Snake Deadly Act (1980) Directed by: Wilson Tong

image stolen with permission from Dragon's Den UK

When Eastern Heroes in the UK released Wilson Tong's Snake Deadly Act on video back in 1995, it had reportedly been hard to obtain ever since its run in 1980. It's notable for that as well as being the only starring vehicle for Ng Kun Lung and for also featuring one of the most abrupt endings in martial arts cinema history.

But that's not really notable positives as such and Snake Deadly Act doesn't come off as anything special, even though it certainly doesn't try either. The obvious template is the successful one set by Snake In The Eagle's Shadow and in particular Drunken Master with Ng Kun Lung being launched as a Jackie Chan style hero here. Ng does have abilities, no doubt, but doesn't possess any of the winning charisma that Jackie had brought. Even with solid players outside of Ng's casting such as Wilson Tong, Fung Hak-On, Chan Wai Man, Phillip Ko and Angela Mao, the end result is just an assembly line product. Tong's action is lively and intricate but lacks a certain polish that the best of the action directors had. Despite, Snake Deadly Act is a harmless waste of time and don't expect a gem just because it once was rare. Also with Bolo, Tai Po and Cheng Hong-Yip.

In an odd move, Eastern Heroes dvd presentation uses the same subtitled print found on the VHS release but drops the original Cantonese track in favour of an English dub only. The tape is still readily available though.

Snake In The Eagle's Shadow (1978) Directed by: Yuen Woo-Ping

A classic not so much based on its depth and weight as part of the martial arts genre but more having to do with the impact it had when released in 1978. Star Jackie Chan was on loan from Lo Wei's production company to Seasonal Film Corporation and it proved to be a masterful decision on producer Ng See-Yuen's behalf. Snake In The Eagle's Shadow became a box-office hit and established Jackie as a bonafide star after years of making unsuccessful movies under the direction of Lo Wei. His agility, lightness of body and innocent charm is one of the many reasons why Snake In The Eagle's Shadow still holds up.

Snake In The Eagle's Shadow certainly wasn't the first kung-fu comedy but it firmly ignited the combination at the box-office. It doesn't set the house on fire today, at least not with Westerners, as much of the comedy is broad but when placing the comedy within action choreography, it holds up better and is fun.
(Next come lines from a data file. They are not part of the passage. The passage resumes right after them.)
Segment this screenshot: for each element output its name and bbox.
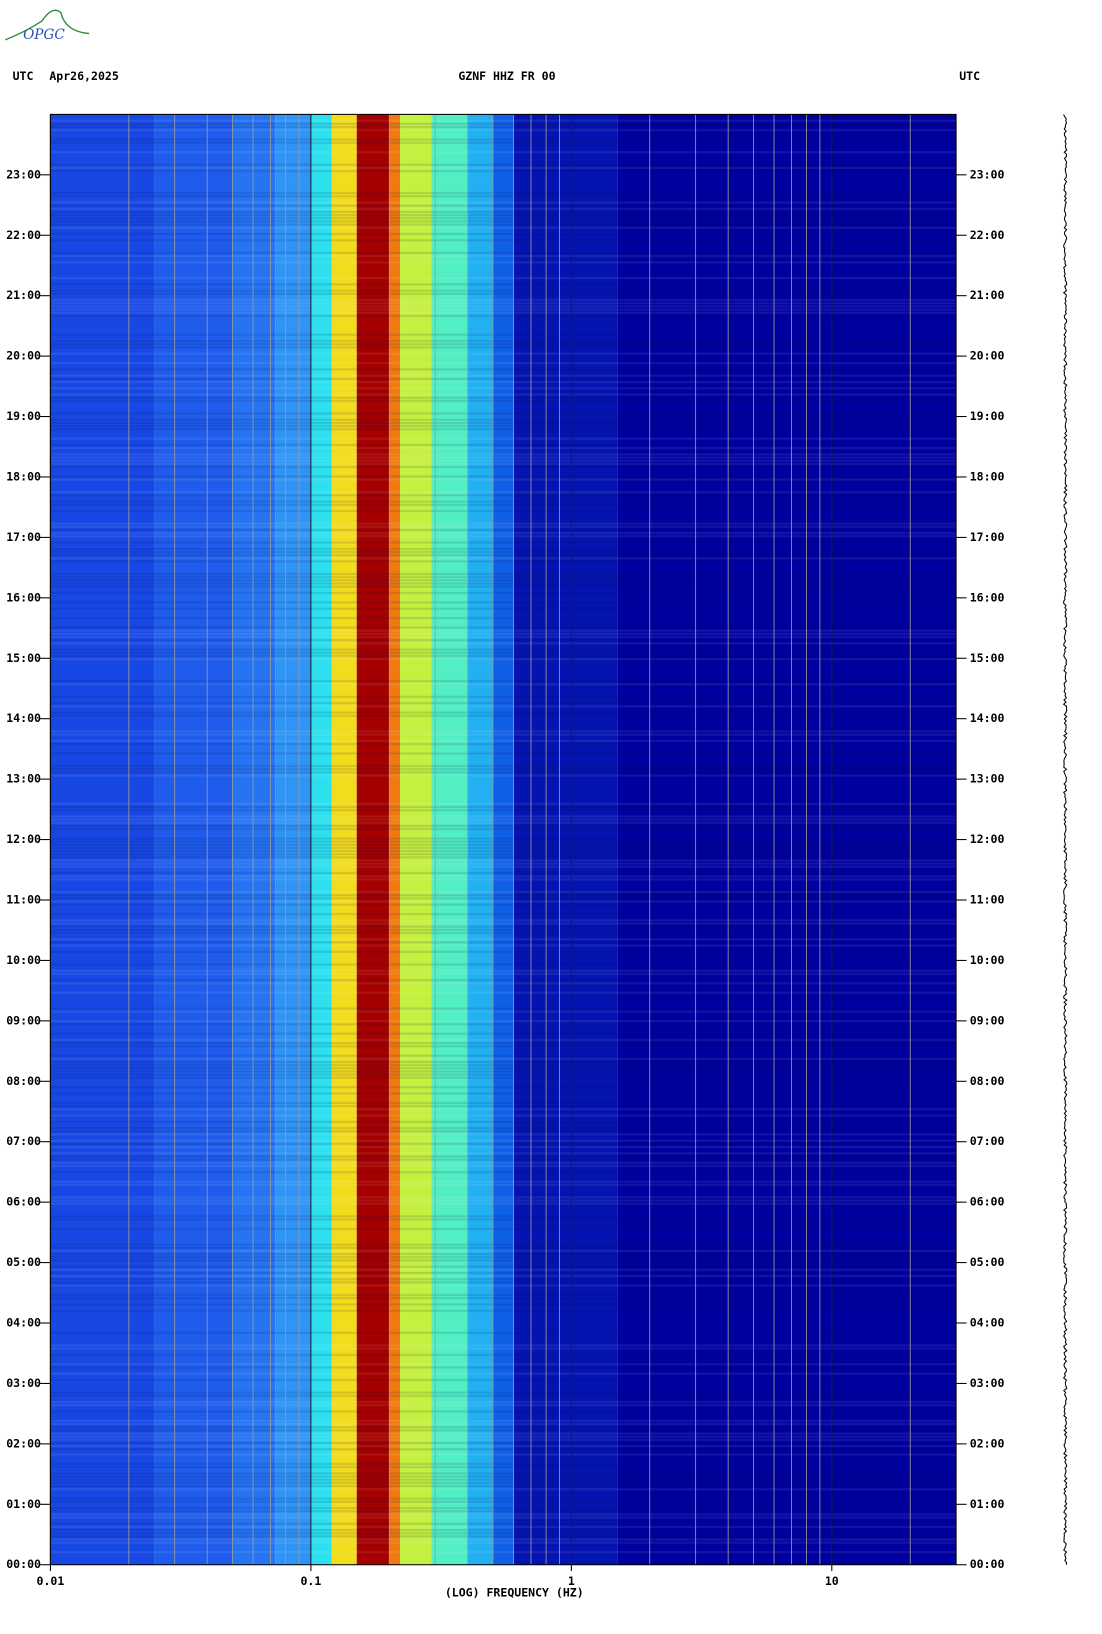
y-tick-label-left: 14:00 [6,711,41,725]
y-tick-label-right: 20:00 [970,349,1005,363]
y-tick-label-left: 23:00 [6,167,41,181]
y-tick-label-left: 07:00 [6,1134,41,1148]
y-tick-label-left: 12:00 [6,832,41,846]
y-tick-label-left: 00:00 [6,1557,41,1571]
y-tick-label-left: 16:00 [6,590,41,604]
y-tick-label-right: 18:00 [970,469,1005,483]
y-tick-label-right: 04:00 [970,1316,1005,1330]
y-tick-label-right: 01:00 [970,1497,1005,1511]
y-tick-label-right: 22:00 [970,228,1005,242]
y-tick-label-left: 03:00 [6,1376,41,1390]
y-tick-label-right: 13:00 [970,772,1005,786]
texture [50,114,957,1565]
y-tick-label-right: 08:00 [970,1074,1005,1088]
y-tick-label-left: 05:00 [6,1255,41,1269]
y-tick-label-left: 15:00 [6,651,41,665]
waveform-trace [1062,114,1068,1565]
x-tick-label: 10 [825,1574,839,1588]
x-tick-label: 0.1 [300,1574,321,1588]
y-tick-label-left: 21:00 [6,288,41,302]
y-tick-label-left: 02:00 [6,1436,41,1450]
y-tick-label-right: 16:00 [970,590,1005,604]
logo-arc [5,9,90,41]
y-tick-label-left: 04:00 [6,1316,41,1330]
y-tick-label-right: 05:00 [970,1255,1005,1269]
x-axis-label: (LOG) FREQUENCY (HZ) [445,1586,584,1600]
y-tick-label-left: 20:00 [6,349,41,363]
y-tick-label-left: 22:00 [6,228,41,242]
logo: OPGC [5,9,90,43]
y-tick-label-left: 09:00 [6,1013,41,1027]
x-tick-label: 1 [568,1574,575,1588]
date: Apr26,2025 [49,69,118,83]
y-tick-label-right: 19:00 [970,409,1005,423]
y-tick-label-right: 12:00 [970,832,1005,846]
chart-title: GZNF HHZ FR 00 [458,69,555,83]
y-tick-label-right: 03:00 [970,1376,1005,1390]
y-tick-label-right: 11:00 [970,892,1005,906]
y-tick-label-right: 00:00 [970,1557,1005,1571]
plot-frame [49,113,957,1566]
y-tick-label-left: 06:00 [6,1195,41,1209]
y-tick-label-right: 10:00 [970,953,1005,967]
y-tick-label-right: 14:00 [970,711,1005,725]
y-tick-label-right: 06:00 [970,1195,1005,1209]
y-tick-label-left: 01:00 [6,1497,41,1511]
y-tick-label-right: 23:00 [970,167,1005,181]
y-tick-label-left: 10:00 [6,953,41,967]
x-tick-label: 0.01 [37,1574,65,1588]
y-tick-label-right: 21:00 [970,288,1005,302]
y-tick-label-left: 11:00 [6,892,41,906]
logo-text: OPGC [23,27,65,43]
left-header: UTC [13,69,34,83]
y-tick-label-right: 02:00 [970,1436,1005,1450]
y-tick-label-left: 17:00 [6,530,41,544]
y-tick-label-right: 17:00 [970,530,1005,544]
y-tick-label-left: 18:00 [6,469,41,483]
y-tick-label-right: 15:00 [970,651,1005,665]
y-tick-label-left: 08:00 [6,1074,41,1088]
y-tick-label-right: 09:00 [970,1013,1005,1027]
y-tick-label-right: 07:00 [970,1134,1005,1148]
right-header: UTC [959,69,980,83]
plot-area: 0.01 0.1 1 10 00:00 00:00 01:00 01:00 02:00 02:00… [6,113,1005,1588]
y-tick-label-left: 19:00 [6,409,41,423]
y-tick-label-left: 13:00 [6,772,41,786]
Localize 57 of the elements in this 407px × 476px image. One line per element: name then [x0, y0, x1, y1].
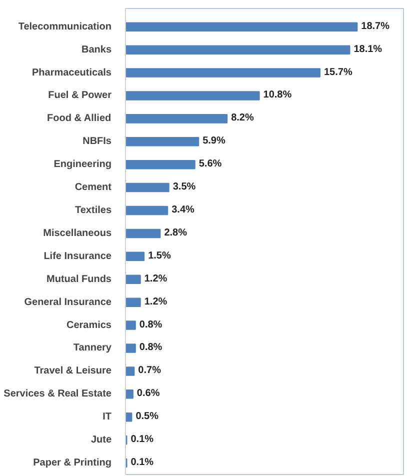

The traditional martial arts on display is entertaining and intricate as well, with the best elements found in the latter reels. All this of course orchestrated by Yuen Woo-Ping behind the scenes in his directing debut and as an actual storyteller, he gets surprising warmth out of the relationship between Jackie and Simon Yuen's (Yuen Woo-Ping real life father) characters. Simon would from this point on by synonymous with the beggar character, drunken or not, and leaves a charismatic impression in this first outing when doning his classic wear. Korean superkicker and legendary movie villain, Hwang Jang Lee, having debuted in Secret Rivals at Seasonal, brings much power as the Eagle's Claw master. So much so that he knocked out a tooth of Jackie Chan's while filming their first fight, a shot that's in the film. If that incident is due to the finale being disappointingly short, I can't say, but that fact is one of the true disappointments of the film. Dean Shek, Peter Chan Lung, Fung Hark On, Hsu Hsia and Roy Horan also appear.

The remastered Mei Ah dvd of course features the uncut version of cat vs. cobra fight, a scene that still won't pass censors in the United Kingdom due to their stance on animal cruelty and it's hard not to squirm even though it's a storyelement. It definitely does disrupt what is a rather light, generic but very important genre effort.